One his side, Aliyev presides over a strong oil and gas economy that has brought prosperity and general satisfaction to an expanding Azeri middle class. His decrees promote instant reforms, such as a recent one that immediately reduced the price of eggs to consumers. He at least looks like he is constantly making things better for Azeri society. Many average Azeris have improved under his rule. Baku is filled with new high rises, D.J-music nightclubs, expensive European clothing stores, blight-lit boulevards, and a luxury indoor mall, called the Bulvar, that opened last summer.

But can he stop these determined anti-Aliyev activists who have gathered steam in only a few short weeks toward what they hope leads to a free society, with him removed from power? So far, the harsh, even brutal response by Azerbaijan police against his country's Facebook revolutionaries has only temporarily quelled a recent rise in demonstrations in Baku that began March 11. The latest protest on April 2 ended in the worst violence yet, with at least two protesters hospitalized, 24 police officers injured, and crowds -- including young and old, male and female -- estimated at least 350 to 500 people, ten times larger than the first one in March. Demonstrators smashed shop windows and damaged 25 parked cars. More protests are planned this weekend and next.

Aliyev's defenders say privately that he must remain autocratic, his decisions unimpeded, for the sake of stability with tens of billions in revenues and a society to manage for years. Aliyev is buying progress for his country from oil and gas deals with American companies, Western Europe and Russia, they say. True democracy -- including fair elections that could send opposition deputies to the Azerbaijan parliament dominated by Aliyev's pro-government party -- and real free speech would not work in Azerbaijan, the logic goes. Azerbaijan is bordered by Iran and remains in a hostile, military standoff over its former territory seized and occupied by neighboring Armenia over two decades ago. Press, speech and other political reforms would bring delays, unpredictability, unrest and clashes among competing groups. It would also complicate his promotion of Baku as a place to attract global investment, business and tourism.

Aliyev's efforts to improve Azeri life, and his hectic schedule of activities, come off as a race against time.

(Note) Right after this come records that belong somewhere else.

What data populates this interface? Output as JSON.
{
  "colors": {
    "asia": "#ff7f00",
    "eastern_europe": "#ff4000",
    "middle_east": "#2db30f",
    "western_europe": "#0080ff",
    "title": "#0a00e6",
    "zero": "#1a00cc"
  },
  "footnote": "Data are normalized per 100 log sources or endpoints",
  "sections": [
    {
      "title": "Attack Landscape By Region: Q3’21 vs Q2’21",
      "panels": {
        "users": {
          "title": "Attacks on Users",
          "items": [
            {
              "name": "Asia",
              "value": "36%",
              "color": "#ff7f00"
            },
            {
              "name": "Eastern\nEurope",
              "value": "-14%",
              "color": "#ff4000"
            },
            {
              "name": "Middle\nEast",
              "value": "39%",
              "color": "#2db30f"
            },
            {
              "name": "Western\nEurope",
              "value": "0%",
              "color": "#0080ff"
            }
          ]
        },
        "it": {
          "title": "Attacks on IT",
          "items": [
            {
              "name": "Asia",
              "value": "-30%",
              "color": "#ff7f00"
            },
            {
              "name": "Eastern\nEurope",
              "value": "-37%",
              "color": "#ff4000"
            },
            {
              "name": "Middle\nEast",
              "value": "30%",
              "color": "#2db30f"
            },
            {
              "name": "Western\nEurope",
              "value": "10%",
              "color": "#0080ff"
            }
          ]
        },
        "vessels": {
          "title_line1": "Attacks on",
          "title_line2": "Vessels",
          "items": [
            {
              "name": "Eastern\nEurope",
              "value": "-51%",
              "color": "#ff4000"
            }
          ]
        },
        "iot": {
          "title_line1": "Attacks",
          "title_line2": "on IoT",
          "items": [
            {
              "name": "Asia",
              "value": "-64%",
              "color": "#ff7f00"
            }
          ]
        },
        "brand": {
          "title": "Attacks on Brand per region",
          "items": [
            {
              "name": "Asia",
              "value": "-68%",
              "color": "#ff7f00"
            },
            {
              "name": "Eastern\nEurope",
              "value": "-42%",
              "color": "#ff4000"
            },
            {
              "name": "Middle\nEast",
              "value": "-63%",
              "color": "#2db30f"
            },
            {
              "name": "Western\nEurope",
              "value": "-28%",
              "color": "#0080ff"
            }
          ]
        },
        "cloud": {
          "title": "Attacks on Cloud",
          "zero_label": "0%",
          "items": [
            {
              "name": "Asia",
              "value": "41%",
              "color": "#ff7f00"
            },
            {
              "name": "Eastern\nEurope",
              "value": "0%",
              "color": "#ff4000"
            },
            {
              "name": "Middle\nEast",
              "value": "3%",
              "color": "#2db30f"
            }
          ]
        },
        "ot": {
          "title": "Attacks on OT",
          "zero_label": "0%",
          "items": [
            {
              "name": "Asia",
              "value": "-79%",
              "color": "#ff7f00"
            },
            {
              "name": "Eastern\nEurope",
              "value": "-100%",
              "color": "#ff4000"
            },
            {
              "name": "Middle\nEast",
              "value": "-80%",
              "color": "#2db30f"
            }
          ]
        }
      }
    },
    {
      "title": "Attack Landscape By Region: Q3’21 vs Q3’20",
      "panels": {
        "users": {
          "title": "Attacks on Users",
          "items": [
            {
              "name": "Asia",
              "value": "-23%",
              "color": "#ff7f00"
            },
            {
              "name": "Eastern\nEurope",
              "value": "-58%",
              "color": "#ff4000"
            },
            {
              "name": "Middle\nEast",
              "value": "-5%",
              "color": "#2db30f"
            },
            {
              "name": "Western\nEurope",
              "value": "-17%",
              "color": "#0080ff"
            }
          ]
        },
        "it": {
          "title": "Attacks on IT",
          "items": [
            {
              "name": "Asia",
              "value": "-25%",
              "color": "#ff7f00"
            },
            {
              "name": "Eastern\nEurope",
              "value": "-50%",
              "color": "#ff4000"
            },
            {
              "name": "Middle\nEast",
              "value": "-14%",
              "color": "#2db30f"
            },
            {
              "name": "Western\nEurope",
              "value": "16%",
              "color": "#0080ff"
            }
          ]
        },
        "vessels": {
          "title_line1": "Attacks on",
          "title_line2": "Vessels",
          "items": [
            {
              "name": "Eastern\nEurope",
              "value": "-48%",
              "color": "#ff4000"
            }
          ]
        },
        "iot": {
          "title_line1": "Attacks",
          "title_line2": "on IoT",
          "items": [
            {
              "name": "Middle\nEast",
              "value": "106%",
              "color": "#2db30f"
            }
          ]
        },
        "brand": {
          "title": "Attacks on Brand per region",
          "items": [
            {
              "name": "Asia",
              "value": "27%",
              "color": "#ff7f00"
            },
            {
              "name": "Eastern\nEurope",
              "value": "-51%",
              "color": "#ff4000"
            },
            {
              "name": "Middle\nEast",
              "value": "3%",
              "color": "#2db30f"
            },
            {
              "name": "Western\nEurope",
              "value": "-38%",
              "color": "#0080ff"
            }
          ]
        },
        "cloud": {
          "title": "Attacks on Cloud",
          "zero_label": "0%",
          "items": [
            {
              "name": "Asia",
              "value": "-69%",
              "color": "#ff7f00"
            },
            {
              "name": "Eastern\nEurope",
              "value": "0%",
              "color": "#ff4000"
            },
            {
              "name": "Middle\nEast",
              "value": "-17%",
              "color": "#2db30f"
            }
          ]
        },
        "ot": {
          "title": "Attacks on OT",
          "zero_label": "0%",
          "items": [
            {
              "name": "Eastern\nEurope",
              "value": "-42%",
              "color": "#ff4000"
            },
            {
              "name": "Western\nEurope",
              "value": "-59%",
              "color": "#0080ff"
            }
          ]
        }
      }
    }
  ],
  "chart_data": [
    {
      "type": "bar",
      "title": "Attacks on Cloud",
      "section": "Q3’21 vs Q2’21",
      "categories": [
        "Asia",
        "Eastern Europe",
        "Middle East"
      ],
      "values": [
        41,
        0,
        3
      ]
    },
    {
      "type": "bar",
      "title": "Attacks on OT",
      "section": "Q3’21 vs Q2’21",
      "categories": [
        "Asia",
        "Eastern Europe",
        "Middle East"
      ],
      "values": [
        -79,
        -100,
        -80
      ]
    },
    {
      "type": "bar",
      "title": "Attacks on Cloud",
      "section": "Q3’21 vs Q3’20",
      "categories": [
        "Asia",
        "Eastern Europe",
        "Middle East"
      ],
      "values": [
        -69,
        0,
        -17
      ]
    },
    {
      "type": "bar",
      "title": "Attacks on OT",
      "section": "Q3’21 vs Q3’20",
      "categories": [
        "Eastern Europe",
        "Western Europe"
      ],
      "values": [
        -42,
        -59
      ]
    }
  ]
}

The pro-democracy activists - who like recent social media-inspired revolutions communicate with Facebook -- bring international attention to his regime's sanctions against news media and the jailing and harassment of journalists. It brings more discussion about a society run by non-elected elites and wealthy, powerful families, and the alleged irregularities in Aliyev's 2008 election.

Azerbaijan's energy bonanza will peter out someday. Public protests against his government may well continue for the foreseeable future. But for now, among the majority of Azeris who like the money and opportunities afforded by their petroleum and natural gas reserves, and their president's persistence and popular economic policies, Aliyev has the upper hand.

Jeff Burbank is a Fulbright Scholar and writer in Baku. His opinions are his own and not those of the Fulbright program.